Constantia

Appears in
Oxford Companion to Wine

By Jancis Robinson

Published 2006

  • About

Constantia, legendary, 18th- and 19th-century dessert wines from the Cape, south africa, then a Dutch colony. Their fame was never matched by any other New World wines and at their height they commanded more prestige, more fabulous prices, and enjoyed more crowned patronage than the most celebrated wines of Europe (with the possible exception of Hungarian tokaji). Constantia was even ordered by Napoleon from his exile on St Helena.

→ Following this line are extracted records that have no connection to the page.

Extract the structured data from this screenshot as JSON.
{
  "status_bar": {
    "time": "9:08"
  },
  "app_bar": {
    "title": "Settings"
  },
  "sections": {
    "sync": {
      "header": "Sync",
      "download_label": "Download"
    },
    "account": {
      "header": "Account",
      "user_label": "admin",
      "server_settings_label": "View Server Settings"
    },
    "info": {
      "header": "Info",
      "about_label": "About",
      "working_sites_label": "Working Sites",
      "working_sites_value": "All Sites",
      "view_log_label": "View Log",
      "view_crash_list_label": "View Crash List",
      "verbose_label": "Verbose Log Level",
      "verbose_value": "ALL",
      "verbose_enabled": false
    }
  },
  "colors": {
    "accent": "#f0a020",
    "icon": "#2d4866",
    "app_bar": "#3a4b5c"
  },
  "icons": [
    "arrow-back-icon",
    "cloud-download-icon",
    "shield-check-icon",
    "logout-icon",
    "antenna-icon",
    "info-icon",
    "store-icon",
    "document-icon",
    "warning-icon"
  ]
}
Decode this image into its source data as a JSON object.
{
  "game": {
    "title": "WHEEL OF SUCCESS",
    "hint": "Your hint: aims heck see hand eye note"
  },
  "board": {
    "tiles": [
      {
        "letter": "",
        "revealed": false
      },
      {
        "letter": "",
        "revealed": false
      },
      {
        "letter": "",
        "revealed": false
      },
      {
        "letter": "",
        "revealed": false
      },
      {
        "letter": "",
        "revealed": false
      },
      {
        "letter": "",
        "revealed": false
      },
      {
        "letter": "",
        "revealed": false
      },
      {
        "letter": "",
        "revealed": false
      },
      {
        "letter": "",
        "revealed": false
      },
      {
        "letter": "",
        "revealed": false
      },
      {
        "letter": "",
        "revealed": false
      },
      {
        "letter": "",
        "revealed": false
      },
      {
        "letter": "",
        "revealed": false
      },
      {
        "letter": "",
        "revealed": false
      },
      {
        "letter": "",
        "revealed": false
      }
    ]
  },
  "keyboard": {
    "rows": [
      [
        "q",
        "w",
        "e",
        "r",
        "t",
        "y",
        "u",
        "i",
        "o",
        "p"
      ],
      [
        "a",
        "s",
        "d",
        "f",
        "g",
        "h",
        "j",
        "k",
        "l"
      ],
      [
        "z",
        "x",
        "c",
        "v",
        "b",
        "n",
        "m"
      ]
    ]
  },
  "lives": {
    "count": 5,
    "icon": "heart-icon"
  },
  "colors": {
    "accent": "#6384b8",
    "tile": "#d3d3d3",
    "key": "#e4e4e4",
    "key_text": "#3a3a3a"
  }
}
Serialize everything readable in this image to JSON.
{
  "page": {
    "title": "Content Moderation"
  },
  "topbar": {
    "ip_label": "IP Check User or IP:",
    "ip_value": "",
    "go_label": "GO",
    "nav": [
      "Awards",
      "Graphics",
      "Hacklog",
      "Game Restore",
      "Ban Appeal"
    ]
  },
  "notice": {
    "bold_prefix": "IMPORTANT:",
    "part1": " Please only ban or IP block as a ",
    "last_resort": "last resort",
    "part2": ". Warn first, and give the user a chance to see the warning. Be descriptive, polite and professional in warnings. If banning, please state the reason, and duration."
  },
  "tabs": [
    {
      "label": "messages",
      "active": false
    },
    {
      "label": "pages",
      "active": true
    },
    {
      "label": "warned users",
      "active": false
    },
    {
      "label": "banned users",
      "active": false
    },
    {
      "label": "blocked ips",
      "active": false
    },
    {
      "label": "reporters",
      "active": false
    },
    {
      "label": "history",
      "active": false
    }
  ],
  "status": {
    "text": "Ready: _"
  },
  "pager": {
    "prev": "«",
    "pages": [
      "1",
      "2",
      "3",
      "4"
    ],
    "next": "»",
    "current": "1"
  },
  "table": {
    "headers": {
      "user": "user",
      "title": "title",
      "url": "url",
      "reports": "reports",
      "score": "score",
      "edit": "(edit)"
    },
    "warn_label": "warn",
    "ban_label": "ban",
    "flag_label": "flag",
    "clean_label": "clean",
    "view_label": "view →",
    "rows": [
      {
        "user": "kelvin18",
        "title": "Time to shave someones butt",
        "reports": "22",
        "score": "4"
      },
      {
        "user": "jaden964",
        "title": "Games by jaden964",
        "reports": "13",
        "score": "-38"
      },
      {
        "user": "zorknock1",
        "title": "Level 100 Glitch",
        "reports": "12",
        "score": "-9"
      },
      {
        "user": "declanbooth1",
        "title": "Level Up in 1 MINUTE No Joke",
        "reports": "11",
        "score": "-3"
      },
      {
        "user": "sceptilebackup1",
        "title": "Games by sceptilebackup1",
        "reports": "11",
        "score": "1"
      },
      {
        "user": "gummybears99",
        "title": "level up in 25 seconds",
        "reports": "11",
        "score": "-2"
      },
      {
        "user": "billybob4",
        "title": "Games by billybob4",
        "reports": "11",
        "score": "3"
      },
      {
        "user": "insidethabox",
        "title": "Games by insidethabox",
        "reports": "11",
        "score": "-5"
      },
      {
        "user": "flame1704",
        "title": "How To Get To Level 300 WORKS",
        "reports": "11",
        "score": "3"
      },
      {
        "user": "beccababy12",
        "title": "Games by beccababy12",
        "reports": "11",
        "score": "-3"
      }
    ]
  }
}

The Cape wines were grown on a subdivision of the 750-ha/1,850-acre Constantia Estate just outside Cape Town, founded in 1685 by an early Dutch governor Simon van der Stel. However, it was Constantia’s subsequent owners who achieved acclaim and prosperity, principally Hendrik Cloete, who purchased and restored one of the subdivisions in 1778. Quality and fame gradually declined in the late 19th century, partly as a result of the Cape’s declining importance to the British wine market, and partly because Constantia’s higher labour costs, especially after the abolition of slavery in 1834, and the lower yields associated with its cool climate, made wine production economically marginal. By 1885 Cloete’s estate was bankrupt and under the name of Groot Constantia has been state-owned ever since. In 1975, management of its activities passed into the hands of a control board and in 1993 into a trust. In recent times Groot Constantia has made sound, increasingly impressive, conventional wines. A neighbouring privately owned estate, Klein (Little) Constantia, an 1823 deduction from Groot Constantia, was the first to take up the challenge of recreating the legend. It replanted vineyards with Muscat of Frontignan (muscat blanc à petits grains) in the early 1980s and now produces a white dessert wine known as Vin de Constance (without botrytis in the manner of the old Constantia) to local and international acclaim.